Youtuber LeFloid erzählt von seiner Professionalisierung.

(Bild: Marc Jaspers, Media Convention Berlin)

Wie passen Kommerzialisierung und Ehrlichkeit der Inhalte zusammen? Wie reagieren Fernsehsender auf die Flucht junger Zielgruppen, und ruht sich Youtube zu sehr auf seiner Position aus? Verschiedene Sessions auf der re:publica und der Schwesterkonferenz Media Convention Berlin beschäftigen sich mit Nöten, Debatten und Zukunftsaussichten im Youtube-Kosmos.

Marie Meimberg ist die Vorsitzende des Vereins 301+, der ein Gegengewicht zur Kommerzialisierung der Youtube-Networks bilden will. Auf der Podiumsdiskussion Sind Youtuber "wachstumsgeile Kommerzhuren"? beklagt Meimberg, dass die Schleichwerbe-Skandale der letzten Zeit Spuren in der Youtuber-Gemeinde hinterlassen haben: "Die Szene hat so eine Grunderwartung, dass sie als Zuschauer eh Schleichwerbung präsentiert bekommen." Sie setze sich mit ihrem Verein für klare Transparenz-Normen ein.

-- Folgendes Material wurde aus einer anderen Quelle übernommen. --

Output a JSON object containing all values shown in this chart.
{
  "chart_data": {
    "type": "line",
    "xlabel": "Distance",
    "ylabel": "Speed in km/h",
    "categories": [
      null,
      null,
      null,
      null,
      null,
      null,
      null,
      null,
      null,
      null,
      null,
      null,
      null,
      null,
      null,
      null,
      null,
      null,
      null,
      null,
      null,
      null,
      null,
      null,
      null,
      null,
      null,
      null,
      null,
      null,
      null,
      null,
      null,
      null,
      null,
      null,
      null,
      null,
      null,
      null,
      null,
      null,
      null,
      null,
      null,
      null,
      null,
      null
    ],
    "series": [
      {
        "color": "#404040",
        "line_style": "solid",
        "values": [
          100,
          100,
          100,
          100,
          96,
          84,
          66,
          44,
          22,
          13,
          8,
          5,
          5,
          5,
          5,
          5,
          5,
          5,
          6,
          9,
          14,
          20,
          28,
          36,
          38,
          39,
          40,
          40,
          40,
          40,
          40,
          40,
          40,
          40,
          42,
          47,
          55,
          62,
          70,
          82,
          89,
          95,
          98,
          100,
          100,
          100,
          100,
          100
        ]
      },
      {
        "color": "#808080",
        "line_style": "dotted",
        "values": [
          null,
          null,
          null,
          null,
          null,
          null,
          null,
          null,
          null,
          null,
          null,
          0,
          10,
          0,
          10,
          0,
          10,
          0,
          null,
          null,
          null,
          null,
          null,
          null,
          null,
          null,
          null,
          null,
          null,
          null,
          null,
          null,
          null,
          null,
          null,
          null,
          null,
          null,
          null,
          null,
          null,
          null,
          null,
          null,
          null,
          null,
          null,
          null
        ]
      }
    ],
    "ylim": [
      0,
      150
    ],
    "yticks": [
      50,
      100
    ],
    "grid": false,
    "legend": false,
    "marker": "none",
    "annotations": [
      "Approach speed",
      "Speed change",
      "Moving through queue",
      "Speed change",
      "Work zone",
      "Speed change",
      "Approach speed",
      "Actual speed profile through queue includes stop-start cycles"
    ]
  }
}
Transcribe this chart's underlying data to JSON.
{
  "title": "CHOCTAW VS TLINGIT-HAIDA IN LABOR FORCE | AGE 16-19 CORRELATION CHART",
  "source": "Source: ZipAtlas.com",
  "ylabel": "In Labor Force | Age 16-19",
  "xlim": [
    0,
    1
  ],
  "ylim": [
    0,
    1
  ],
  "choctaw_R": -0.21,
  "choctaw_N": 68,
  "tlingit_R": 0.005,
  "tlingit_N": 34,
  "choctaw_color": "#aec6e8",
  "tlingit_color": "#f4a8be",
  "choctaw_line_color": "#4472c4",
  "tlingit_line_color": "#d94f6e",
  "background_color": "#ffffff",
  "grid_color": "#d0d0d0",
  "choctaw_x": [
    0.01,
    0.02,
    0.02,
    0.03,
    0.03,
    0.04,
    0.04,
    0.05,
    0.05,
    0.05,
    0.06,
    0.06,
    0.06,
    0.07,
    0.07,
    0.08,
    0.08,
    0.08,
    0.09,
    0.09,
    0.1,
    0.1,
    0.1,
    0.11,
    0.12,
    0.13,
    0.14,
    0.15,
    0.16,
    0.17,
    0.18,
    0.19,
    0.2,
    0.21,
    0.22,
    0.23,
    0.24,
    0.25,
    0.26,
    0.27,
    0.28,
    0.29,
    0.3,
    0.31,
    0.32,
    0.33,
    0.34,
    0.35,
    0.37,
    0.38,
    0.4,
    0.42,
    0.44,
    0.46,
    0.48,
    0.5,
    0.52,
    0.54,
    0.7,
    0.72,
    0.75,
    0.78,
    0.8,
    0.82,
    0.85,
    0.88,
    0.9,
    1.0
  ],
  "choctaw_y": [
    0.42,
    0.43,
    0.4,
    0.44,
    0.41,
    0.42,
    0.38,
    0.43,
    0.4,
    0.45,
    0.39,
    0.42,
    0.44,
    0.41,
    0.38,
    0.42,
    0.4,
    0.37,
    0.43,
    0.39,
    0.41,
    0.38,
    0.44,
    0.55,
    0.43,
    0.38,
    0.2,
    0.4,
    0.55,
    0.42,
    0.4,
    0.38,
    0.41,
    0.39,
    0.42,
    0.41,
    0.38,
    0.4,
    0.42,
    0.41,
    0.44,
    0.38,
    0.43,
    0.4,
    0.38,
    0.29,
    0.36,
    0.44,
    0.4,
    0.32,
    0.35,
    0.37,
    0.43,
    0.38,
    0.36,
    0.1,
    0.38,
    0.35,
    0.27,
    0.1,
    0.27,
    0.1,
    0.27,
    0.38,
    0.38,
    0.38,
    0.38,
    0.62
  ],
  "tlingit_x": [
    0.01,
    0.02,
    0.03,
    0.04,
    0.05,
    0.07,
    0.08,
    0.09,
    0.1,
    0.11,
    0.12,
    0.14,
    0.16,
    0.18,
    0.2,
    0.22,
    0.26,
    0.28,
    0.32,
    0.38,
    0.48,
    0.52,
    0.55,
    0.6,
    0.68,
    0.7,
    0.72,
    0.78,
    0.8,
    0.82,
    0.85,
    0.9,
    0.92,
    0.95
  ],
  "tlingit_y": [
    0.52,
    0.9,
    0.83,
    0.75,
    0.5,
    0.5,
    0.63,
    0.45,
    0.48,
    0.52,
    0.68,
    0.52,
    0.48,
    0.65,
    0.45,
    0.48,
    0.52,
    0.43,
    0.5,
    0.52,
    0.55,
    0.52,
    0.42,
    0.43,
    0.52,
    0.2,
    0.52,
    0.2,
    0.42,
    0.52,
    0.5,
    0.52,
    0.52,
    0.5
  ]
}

Aktuell sei der Verein im Gespräch mit Anwälten, um eine Lösung zu entwickeln, beispielsweise mithilfe von Labels. "So ließe sich beispielsweise klar kennzeichnen: für den Beitrag wurde ein Flug bezahlt."

LeFloid ist ein weiteres Aushängeschild des Vereins 301+ und einer der erfolgreichsten deutschen Youtuber. In "Making money on Youtube" erzählt er von seiner eigenen Professionalisierung: Als er sich beim Youtube-Partnerprogramm beworben hatte, wurde er zuerst abgelehnt und bei einer erneuten Bewerbung schließlich angenommen. Den wirklichen Professionalisierungsschub habe es gegeben, als er anfing, regelmäßig zu veröffentlichen: "Das deutsche Gewohnheitstier honoriert es, wenn zu einer bestimmten Zeit etwas regelmäßig läuft." Mit seinem Hauptkanal LeFloid und seinem Nebenkanal Flipfloid, komme er auf eine 70-Stunden-Woche. Youtuben sei eben harte Arbeit. Zumindest auf seinem Hauptkanal tue er sich mit der Monetarisierung schwer. Und eh seien 90% der Anfragen, die an ihn herangetragen werden, "unfassbar dumm und plumb. Nach dem Motto: Halte dieses oder jenes Produkt doch mal 30 Sekunden in die Kamera."

TV-Sender umarmen die Youtuber-Community – Marcus Dimpfel von RTL (r.) und Ronald Horstmann von Studio71 (li.)

(Bild: Marc Jaspers, Media Convention Berlin)

In der ersten Podiumsdiskussion fragte ein Zuschauer, wieso man nur über "Huren" rede und nicht auch über "Zuhälter". Gemeint sind die Youtuber-Netzwerke. Auf der Session Mit YouTube arbeiten: Chancen und Grenzen für etablierte TV-Sender und Protagonisten sitzen zwei Repräsentanten von Netzwerken auf dem Podium: Ronald Horstmann ist Geschäftsführer von Studio 71, einer Tochter von ProsiebenSat1, Marcus Dimpfel ist Bereichsleiter Strategische Unternehmensentwicklung bei der Mediengruppe RTL. Die sei mittlerweile weltweit die viertgrößte Youtuber-Konzern, nach Akquisitionen wie etwa des größten europäischen Netzwerks Divimove.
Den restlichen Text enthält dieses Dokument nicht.